3) Is there one moment/event in your life that made you think about your own gender? What was it?
I’ve been realizing recently that my current ideologies have been brewing from a very young age, from my very first memories of being treated differently because I was “a girl”. From playing soccer on boys’ teams from the ages of 8 to 12, to playing pickup basketball with biological men throughout my life, to bio men treating me as a threat because of my academic and athletic success in high school, a fundamental (and as I now understand is feminist) nderstanding of gender and the true function of gender “difference” has been sinking in over the past 20 years. It blurs together and has only just recently begun to cohere. No singular instance stands out in my mind among the hundreds, the thousands, immersed in the most seemingly-trivial of contexts (the high school hallway, the playground at recess, walking down the streets of New Haven hand-in-hand with my lover).
4) Do you find most other people you know – the ones your age – are hip to gender? Accepting of gender fluidity, or wedded to the binary?
This is a tricky question, because I know a large number of people my age who are very open-minded, and very accepting of gender fluidity – in other people. They are accepting of gender fluidity as long as it remains something that does not threaten or challenge their own dependence upon and perpetuation of binaries in their own life. They admire and appreciate those who challenge the binarisms of standards of “normality” at arm’s length, from a distance. I have found that many of the most accepting and admiring individuals still feel as resentful of and threatened by fluidity when it hits too close to home. Many of the most supportive people still get defensive and stubbornly cling to the binary when it is suggested that they, too, could incorporate notions of fluidity into their own lives, into their own politics, into their own ideologies. Do I love and appreciate it when people are supportive and accepting? Yes, immensely. But do I think their support is sufficient without a critical applications of the notions of fluidity which they respect and admire in others (like myself) to their own lives? No. But it’s difficult to demand or even request that everybody to let go of gender/sex dichotomies, as it is from our birth a fundamental structure of life. That initiative and personal responsibility and accountability must be taken by each individual him/herself.

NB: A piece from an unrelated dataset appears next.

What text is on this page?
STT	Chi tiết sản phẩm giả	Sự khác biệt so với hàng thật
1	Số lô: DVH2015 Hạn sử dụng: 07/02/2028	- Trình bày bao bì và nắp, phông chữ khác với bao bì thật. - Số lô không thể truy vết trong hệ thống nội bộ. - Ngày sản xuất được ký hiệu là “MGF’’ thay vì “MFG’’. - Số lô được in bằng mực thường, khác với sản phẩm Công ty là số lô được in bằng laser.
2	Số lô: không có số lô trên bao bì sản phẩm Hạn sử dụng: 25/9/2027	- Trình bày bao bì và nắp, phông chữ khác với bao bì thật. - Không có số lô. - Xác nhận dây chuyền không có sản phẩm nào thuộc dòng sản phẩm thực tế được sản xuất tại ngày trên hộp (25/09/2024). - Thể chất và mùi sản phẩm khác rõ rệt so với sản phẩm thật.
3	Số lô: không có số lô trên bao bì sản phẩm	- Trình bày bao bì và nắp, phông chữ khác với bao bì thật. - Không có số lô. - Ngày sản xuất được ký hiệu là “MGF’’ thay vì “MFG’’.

5) In my opinion, you’re a sure bet to be one of the best upcoming leaders of the trans community, but that assumes you want to be. What do you want to do after college? Is a commitment to gender education a part of your future?

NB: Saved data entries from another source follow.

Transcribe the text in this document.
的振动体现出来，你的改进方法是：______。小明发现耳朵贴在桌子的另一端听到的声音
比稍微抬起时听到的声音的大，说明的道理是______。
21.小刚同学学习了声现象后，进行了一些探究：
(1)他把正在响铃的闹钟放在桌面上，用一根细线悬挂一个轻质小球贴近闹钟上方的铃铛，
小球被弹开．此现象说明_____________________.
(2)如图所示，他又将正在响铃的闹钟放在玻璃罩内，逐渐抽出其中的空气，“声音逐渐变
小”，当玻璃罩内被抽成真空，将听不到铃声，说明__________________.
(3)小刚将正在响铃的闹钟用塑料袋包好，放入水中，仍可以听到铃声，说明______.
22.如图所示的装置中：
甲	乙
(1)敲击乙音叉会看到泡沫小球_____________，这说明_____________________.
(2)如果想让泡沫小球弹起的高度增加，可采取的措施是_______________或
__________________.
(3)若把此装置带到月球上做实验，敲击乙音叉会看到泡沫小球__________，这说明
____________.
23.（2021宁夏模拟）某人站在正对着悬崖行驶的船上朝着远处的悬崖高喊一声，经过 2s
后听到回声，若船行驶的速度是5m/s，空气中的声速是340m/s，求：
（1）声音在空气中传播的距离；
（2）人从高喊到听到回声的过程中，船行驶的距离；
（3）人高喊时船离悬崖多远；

At this point I have to say that a commitment to gender education and activism will not only be a part of but will direct my future. I can see myself doing nothing that does not directly and whole-heartedly incorporate a dedication to dispelling pervasive and ingrained assumptions about “natural” gender, sex, sexuality, racial, and economic differences, stereotypes and binaries. I hope that I can, as you flatteringly suggest, become a leader in the trans/gender activist community. In believing passionately in the potential of the individual and of the everyday, I hope for nothing less than to have a lasting impact on society as a broader whole – even if that influence spreads person by person, through organizing work or writing after college. This might qualify me as an idealist, but it is often instrumental for me in getting out of bed in the morning.